Ia adalah anak muslim pertama dari kaum muhajirin yang dilahirkan di bumi Madinah. Selanjutnya ucap sayyidatina Asma ra.”Kaum muslimin bersukaria atas kelahirannya itu karena sudah didesas-desuskan sebelumnya kepada kaum muslimin bahwa mereka tidak akan memperoleh keturunan karena orang-orang yahudi telah menyihir mereka.

Mencukur Rambut

Ketika Islam mengajarkan kepada kita tentang sesuatu, tentulah tujuan utamanya untuk kemaslahatan manusia itu sendiri. Anatara lain dapat diringkas dalam tiga hal berikut:
1. Menambah erat hubungan antara hamba dan Rabbnya dengan ikatan ibadah dan do’a.
2. Membina masyarakat ideal di antara manusia yang diliputi rasa kasih saying antara yang kaya dan yang miskin, baik kaya materi maupun kaya spiritual.
3. Untuk kepentingan individu itu sendiri, diantaranya untuk kesehatan si muslim itu.
Mencukur rambut bayi yang tampaknya sederhana dalam pelaksanaan, namun berguna untuk merealisasikan ketiga tujuan di atas.
1. Suatu upaya untuk mendekatkan diri kepada Allah swt dengan mengikuti sunnah Rasul-Nya.
2. Memperkuat pembinaan dan hubungan masyarakat serta perekonomian karena pencukuran rambut bayi diikuti dengan penimbangan berat rambut bayi dengan perak untuk disedekahkan kepada fakir miskin.
3. Sebagai suatu sarana dan upaya penyehatan sang bayi karena dengan mencukur rambutnya berarti pori-pori kulit kepalanya menjadi lebuh terbuka , rambutnya akan lebih subur, dan mungkin juga akan berpengaruh dalam menguatkan daya penglihatan, pendengaran, dan penciuman, seperti yang dikatakan Ibnul Qayyim dalam Tuhfatul Maudud.

Dikatakan dalam Muwaththa Malik dari Ja’far bin Muhamad dari ayahnya,”Fathimah telah menimbang rambut putra-putrinya yaitu Hasan, Husain, Zainab dan Ummu Kultsum.

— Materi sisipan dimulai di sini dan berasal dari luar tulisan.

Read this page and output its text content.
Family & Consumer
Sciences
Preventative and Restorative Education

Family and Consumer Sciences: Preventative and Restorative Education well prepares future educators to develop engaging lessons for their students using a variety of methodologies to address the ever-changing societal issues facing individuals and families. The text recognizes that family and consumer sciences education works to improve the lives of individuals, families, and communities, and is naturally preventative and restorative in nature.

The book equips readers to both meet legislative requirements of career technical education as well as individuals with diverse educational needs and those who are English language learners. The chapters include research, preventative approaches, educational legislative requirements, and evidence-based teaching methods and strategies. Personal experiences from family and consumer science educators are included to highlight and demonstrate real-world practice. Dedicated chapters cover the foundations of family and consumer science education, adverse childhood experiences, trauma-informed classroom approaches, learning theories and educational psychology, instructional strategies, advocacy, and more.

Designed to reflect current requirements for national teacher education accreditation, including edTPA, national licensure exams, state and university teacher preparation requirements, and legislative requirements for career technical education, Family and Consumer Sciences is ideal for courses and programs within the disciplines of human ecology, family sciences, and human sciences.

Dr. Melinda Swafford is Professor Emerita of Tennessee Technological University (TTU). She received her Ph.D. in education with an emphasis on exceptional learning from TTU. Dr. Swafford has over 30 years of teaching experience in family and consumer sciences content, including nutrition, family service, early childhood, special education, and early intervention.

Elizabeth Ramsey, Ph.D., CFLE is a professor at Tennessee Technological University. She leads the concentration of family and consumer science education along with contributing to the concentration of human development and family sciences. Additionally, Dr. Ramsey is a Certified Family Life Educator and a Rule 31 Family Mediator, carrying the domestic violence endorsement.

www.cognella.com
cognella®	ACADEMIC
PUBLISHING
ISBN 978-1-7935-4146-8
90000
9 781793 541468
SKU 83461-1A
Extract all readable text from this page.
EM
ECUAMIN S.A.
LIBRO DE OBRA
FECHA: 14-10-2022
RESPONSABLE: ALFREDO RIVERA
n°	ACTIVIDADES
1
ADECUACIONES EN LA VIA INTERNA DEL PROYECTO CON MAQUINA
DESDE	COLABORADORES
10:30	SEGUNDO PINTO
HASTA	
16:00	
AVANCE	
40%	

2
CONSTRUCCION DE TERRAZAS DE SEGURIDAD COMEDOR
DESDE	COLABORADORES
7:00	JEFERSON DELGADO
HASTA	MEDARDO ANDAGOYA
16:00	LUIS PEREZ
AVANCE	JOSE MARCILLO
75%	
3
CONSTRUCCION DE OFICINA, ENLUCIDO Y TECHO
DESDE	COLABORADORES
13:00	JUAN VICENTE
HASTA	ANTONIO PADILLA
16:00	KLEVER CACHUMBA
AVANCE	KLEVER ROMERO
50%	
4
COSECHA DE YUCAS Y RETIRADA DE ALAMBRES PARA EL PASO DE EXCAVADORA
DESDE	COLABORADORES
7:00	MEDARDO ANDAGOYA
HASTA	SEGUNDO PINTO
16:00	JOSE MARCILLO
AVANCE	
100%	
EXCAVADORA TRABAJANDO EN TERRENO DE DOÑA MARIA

Rambut masing-masing ditimbang dengan perak dan kemudian nilainya disedekahkan kepada fakir miskin. “
Atha berkata, “Pencukuran rambut didahulukan dari pemotongan aqiqah.” Mungkin, hal ini untuk membedakannya dari manasik haji agar tidak saru. Lazimnya mencukur rambut itu dilakukan pada hari ketujuh dari kelahiran bayi.
Berbicara tentang pencukuran rambut ini, kebiasaan yang terjadi di kalangan kaum muslimin di sekitar kita yang mencukur sebagian rambut bayinya dan membiarkan sebagian lainnya, antara lain seperti berikut ini:
1. Memotong sebagian rambut kepala dan membiarkan sebagian lainnya tanpa beraturan.
2. Mencukur bagian tengah kepalanya dan membiarkan bagian lainnya, persis seperti yang dilakukan oleh khadam gereja atau biarawati gereja.
3. Mencukur sekeliling kepala dan membiarkan yang di bagian tengahnya, persis seperti jambul.
4. Mencukur bagian depan dari kepala dan membiarkan bagian belakangnya.

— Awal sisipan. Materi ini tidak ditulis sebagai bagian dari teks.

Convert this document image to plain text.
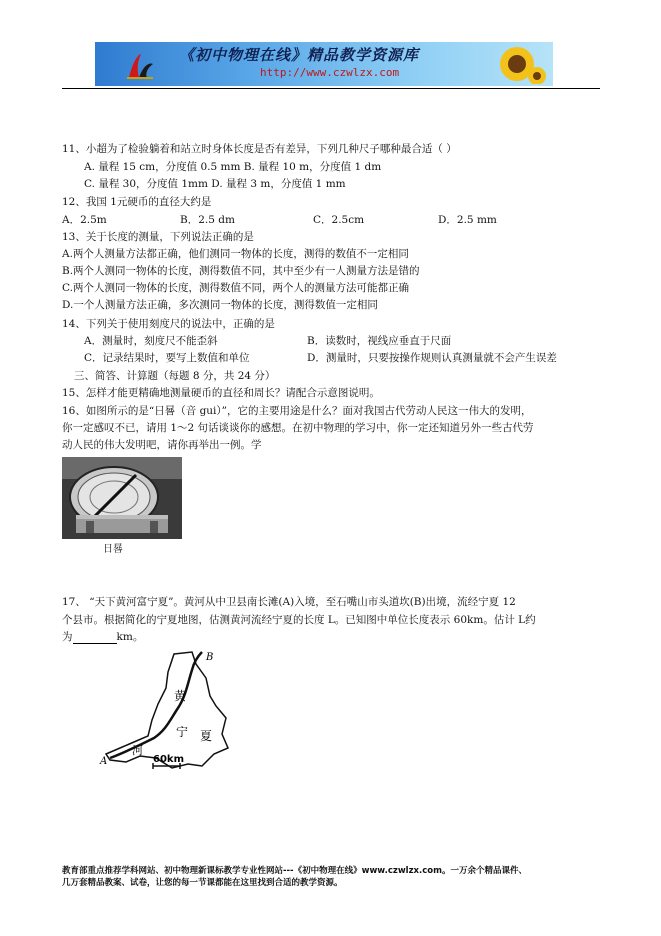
《初中物理在线》精品教学资源库
http://www.czwlzx.com
11、小超为了检验躺着和站立时身体长度是否有差异，下列几种尺子哪种最合适（ ）
A. 量程 15 cm，分度值 0.5 mm B. 量程 10 m，分度值 1 dm
C. 量程 30，分度值 1mm D. 量程 3 m，分度值 1 mm
12、我国 1元硬币的直径大约是
A．2.5m	B．2.5 dm	C．2.5cm	D．2.5 mm
13、关于长度的测量，下列说法正确的是
A.两个人测量方法都正确，他们测同一物体的长度，测得的数值不一定相同
B.两个人测同一物体的长度，测得数值不同，其中至少有一人测量方法是错的
C.两个人测同一物体的长度，测得数值不同，两个人的测量方法可能都正确
D.一个人测量方法正确，多次测同一物体的长度，测得数值一定相同
14、下列关于使用刻度尺的说法中，正确的是
A．测量时，刻度尺不能歪斜	B．读数时，视线应垂直于尺面
C．记录结果时，要写上数值和单位	D．测量时，只要按操作规则认真测量就不会产生误差
三、简答、计算题（每题 8 分，共 24 分）
15、怎样才能更精确地测量硬币的直径和周长？请配合示意图说明。
16、如图所示的是“日晷（音 gui）”，它的主要用途是什么？面对我国古代劳动人民这一伟大的发明，
你一定感叹不已，请用 1～2 句话谈谈你的感想。在初中物理的学习中，你一定还知道另外一些古代劳
动人民的伟大发明吧，请你再举出一例。学
日晷
17、 “天下黄河富宁夏”。黄河从中卫县南长滩(A)入境，至石嘴山市头道坎(B)出境，流经宁夏 12
个县市。根据简化的宁夏地图，估测黄河流经宁夏的长度 L。已知图中单位长度表示 60km。估计 L约
为	km。
黄
河
宁 夏
B
A	60km
教育部重点推荐学科网站、初中物理新课标教学专业性网站---《初中物理在线》www.czwlzx.com。一万余个精品课件、
几万套精品教案、试卷，让您的每一节课都能在这里找到合适的教学资源。
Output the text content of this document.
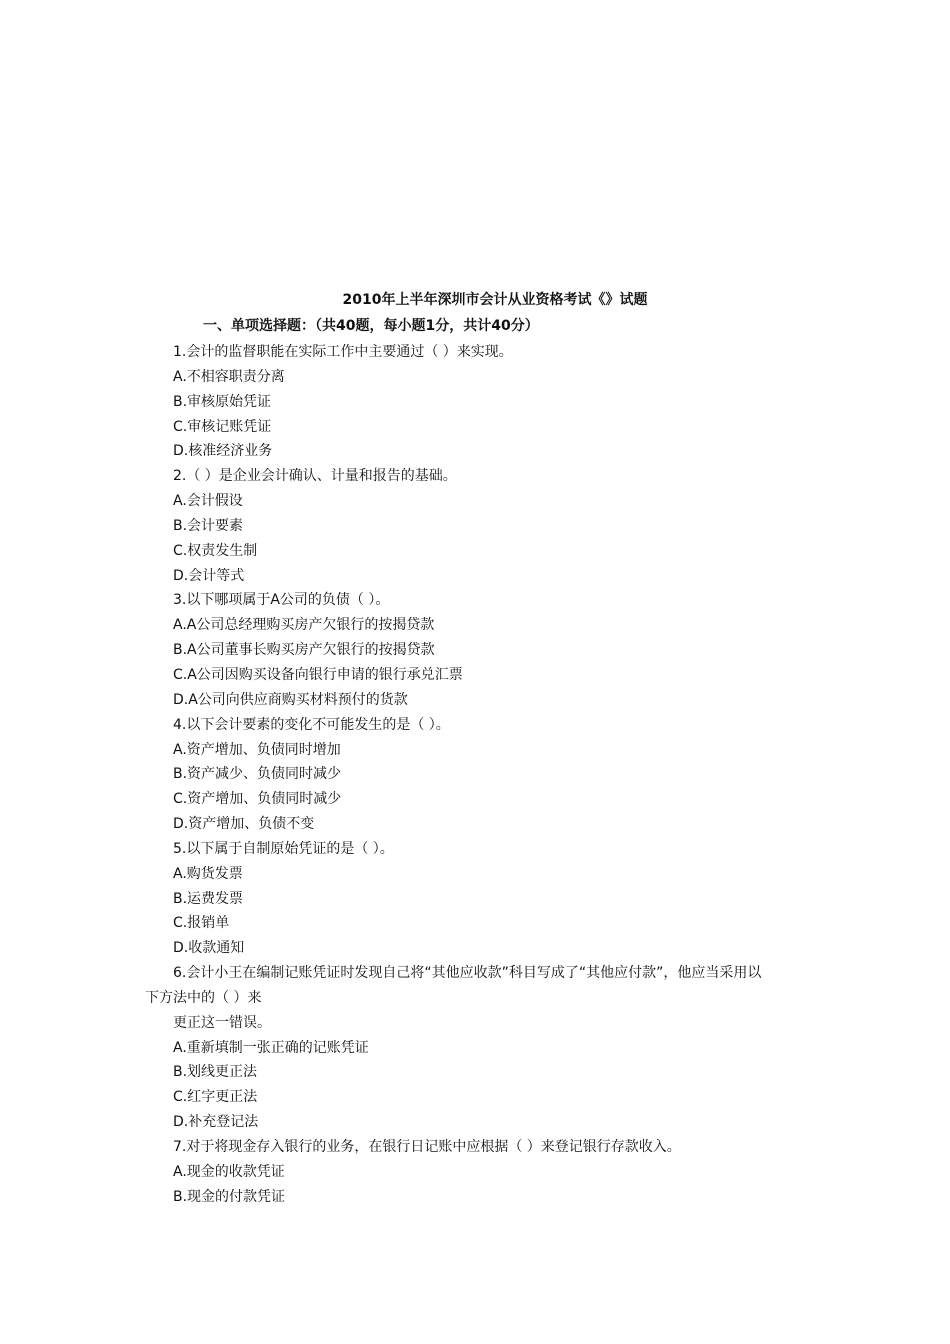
2010年上半年深圳市会计从业资格考试《》试题
一、单项选择题：（共40题，每小题1分，共计40分）
1.会计的监督职能在实际工作中主要通过（ ）来实现。
A.不相容职责分离
B.审核原始凭证
C.审核记账凭证
D.核准经济业务
2.（ ）是企业会计确认、计量和报告的基础。
A.会计假设
B.会计要素
C.权责发生制
D.会计等式
3.以下哪项属于A公司的负债（ ）。
A.A公司总经理购买房产欠银行的按揭贷款
B.A公司董事长购买房产欠银行的按揭贷款
C.A公司因购买设备向银行申请的银行承兑汇票
D.A公司向供应商购买材料预付的货款
4.以下会计要素的变化不可能发生的是（ ）。
A.资产增加、负债同时增加
B.资产减少、负债同时减少
C.资产增加、负债同时减少
D.资产增加、负债不变
5.以下属于自制原始凭证的是（ ）。
A.购货发票
B.运费发票
C.报销单
D.收款通知
6.会计小王在编制记账凭证时发现自己将“其他应收款”科目写成了“其他应付款”，他应当采用以
下方法中的（ ）来
更正这一错误。
A.重新填制一张正确的记账凭证
B.划线更正法
C.红字更正法
D.补充登记法
7.对于将现金存入银行的业务，在银行日记账中应根据（ ）来登记银行存款收入。
A.现金的收款凭证
B.现金的付款凭证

Sudah tentu, pemotongan rambut dengan sistem gaza tersebut, dengan diberi jambul atau seperti rumbai-rumbai di kepalanya sehingga terlihat buruk dan tidak anggun itu, adalah bukan ajaran yang diwariskan Islam. Perlakuan semacam itu bukan hanya bertentangan dengan ajaran Islam, malah bisa merusak citra dan selera anak sampai dewasa kelak.

Aqiqah

1. Arti aqiaqh ialah kambing yang dipotong untuk mensyukuri kelahiran bayi yang dilakukan pada hari ketujuh.

    Hukum aqiqah adalah sunnah muakkadah, tetapi Aliman Allith dan Daud Adhahiri berpendapat wajib. Pelaksanaanya seperti kurban waktu Idul Adha, tetapi aqiqah tidak boleh secara patungan.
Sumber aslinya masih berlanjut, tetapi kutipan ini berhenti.